Episode 20 - Five Ways to Use Pot for Spiritual Exploration
Teacher, author, plant explorer, Stephen Gray's new book is all about using the plant to connect -- with others and with our own higher powers.
Botanists surmise that our favorite plant debuted on earth about 10,000 years ago in present day Kazakhstan (ancestral home of Borat). Over time, humans learned that it served a multitude of purposes and they carried it with them as they migrated East and West. The fibers made clothing and shelter. The oil from hemp seeds was a food containing all the essential fatty acids to keep infants alive. Medicine men used it in their healing arsenals, tribal leaders burned it in huts when negotiating peace between warring factions, and people who ate it said it brought them “closer to god” (whoever she may have been).
The spiritual uses of cannabis aren’t really a mainstage topic these days. The rush toward legalization (and the modern worship of the almighty capitalist god, money) seem to be driving events. But it would be a shame to ignore the connection that this “ancient plant spirit ally,” as author Stephen Gray puts it, has maintained with human beings in their search for awakening.
Gray -- teacher, writer and explorer of sacramental medicines -- is the editor of Cannabis and Spirituality, a fine collection of 17 essays, ranging from the practical (using proper doses and strains to as spirit guides) to the mystical (interviews with shamans working with ayahuasca and cannabis to explore consciousness). What I like about Gray’s approach is that it’s not dogmatic. He acknowledges that not all spiritual practices support using substances to reach awakening, but he gives full voice to those who contend that spiritual practice without “entheogens” proceeds at a snail’s pace.
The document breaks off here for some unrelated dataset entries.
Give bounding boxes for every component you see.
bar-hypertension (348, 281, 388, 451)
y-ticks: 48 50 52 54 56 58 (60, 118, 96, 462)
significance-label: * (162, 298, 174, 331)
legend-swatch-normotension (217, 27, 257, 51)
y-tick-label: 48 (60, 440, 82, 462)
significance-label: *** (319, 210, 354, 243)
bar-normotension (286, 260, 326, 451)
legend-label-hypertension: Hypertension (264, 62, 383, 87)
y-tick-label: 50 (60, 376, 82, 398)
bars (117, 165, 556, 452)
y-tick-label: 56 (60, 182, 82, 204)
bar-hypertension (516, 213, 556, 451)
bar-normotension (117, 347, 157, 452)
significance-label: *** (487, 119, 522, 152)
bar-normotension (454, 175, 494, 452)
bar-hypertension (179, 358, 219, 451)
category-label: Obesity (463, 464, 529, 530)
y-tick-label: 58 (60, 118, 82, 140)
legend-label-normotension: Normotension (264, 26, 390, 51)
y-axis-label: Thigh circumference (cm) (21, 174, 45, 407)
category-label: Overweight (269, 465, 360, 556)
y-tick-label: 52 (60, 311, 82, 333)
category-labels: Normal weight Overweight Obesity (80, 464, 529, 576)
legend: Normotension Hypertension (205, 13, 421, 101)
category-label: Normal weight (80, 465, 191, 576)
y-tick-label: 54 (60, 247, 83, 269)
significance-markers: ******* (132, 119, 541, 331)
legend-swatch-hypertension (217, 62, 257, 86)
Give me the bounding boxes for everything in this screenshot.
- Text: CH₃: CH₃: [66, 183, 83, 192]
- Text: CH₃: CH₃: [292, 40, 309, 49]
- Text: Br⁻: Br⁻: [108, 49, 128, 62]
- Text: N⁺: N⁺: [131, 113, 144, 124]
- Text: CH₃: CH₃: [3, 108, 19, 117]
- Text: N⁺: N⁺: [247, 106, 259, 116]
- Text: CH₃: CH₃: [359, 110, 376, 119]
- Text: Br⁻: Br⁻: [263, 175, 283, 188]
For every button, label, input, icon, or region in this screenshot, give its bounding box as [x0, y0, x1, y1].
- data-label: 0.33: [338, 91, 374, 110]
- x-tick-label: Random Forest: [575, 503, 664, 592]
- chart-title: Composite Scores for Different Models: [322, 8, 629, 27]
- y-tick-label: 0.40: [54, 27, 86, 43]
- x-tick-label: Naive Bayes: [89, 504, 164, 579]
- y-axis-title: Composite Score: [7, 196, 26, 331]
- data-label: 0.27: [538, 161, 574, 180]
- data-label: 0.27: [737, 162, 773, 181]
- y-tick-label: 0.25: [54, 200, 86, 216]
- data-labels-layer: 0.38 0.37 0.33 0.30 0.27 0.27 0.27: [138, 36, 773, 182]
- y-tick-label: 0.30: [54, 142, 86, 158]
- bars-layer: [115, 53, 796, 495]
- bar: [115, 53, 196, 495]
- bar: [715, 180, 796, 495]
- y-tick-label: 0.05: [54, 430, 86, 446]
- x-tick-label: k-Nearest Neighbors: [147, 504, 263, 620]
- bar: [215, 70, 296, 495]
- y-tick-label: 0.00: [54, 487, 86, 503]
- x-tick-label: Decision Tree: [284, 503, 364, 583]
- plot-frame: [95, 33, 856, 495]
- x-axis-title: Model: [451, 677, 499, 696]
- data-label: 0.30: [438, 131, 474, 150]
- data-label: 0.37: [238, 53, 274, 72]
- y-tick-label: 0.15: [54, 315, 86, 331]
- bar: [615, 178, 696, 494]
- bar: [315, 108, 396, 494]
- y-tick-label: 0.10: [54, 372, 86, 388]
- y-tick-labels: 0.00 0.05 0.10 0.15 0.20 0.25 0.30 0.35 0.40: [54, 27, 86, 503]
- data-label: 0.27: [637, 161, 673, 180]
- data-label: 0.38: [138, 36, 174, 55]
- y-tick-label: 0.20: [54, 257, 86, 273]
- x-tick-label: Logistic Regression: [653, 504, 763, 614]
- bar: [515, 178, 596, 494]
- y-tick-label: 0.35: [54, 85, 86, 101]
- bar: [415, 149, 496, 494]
The contributors to this anthology all believe that the “kindly and wily” cannabis plant can amplify human experience and help us appreciate life, stir the imagination, open the heart and lead the way out of our noisy minds to inner stillness.
In her introduction to this collection, the brilliant psychiatrist and author Dr. Julie Holland, says that the burgeoning flower of the female plant “unlocks…the yin, the receptive energy" and is a useful tool to counter the excess of “yang energy of our world today – bombs and bullets, rape, corporate greed.”
Possibly. But think about this: Whether you use cannabis as a spirit guide, medicine, or mind smasher, is it an accident or a miracle that there is something that grows in the ground that can gently and rather harmlessly help us feel connected – to each other, ourselves and to nature?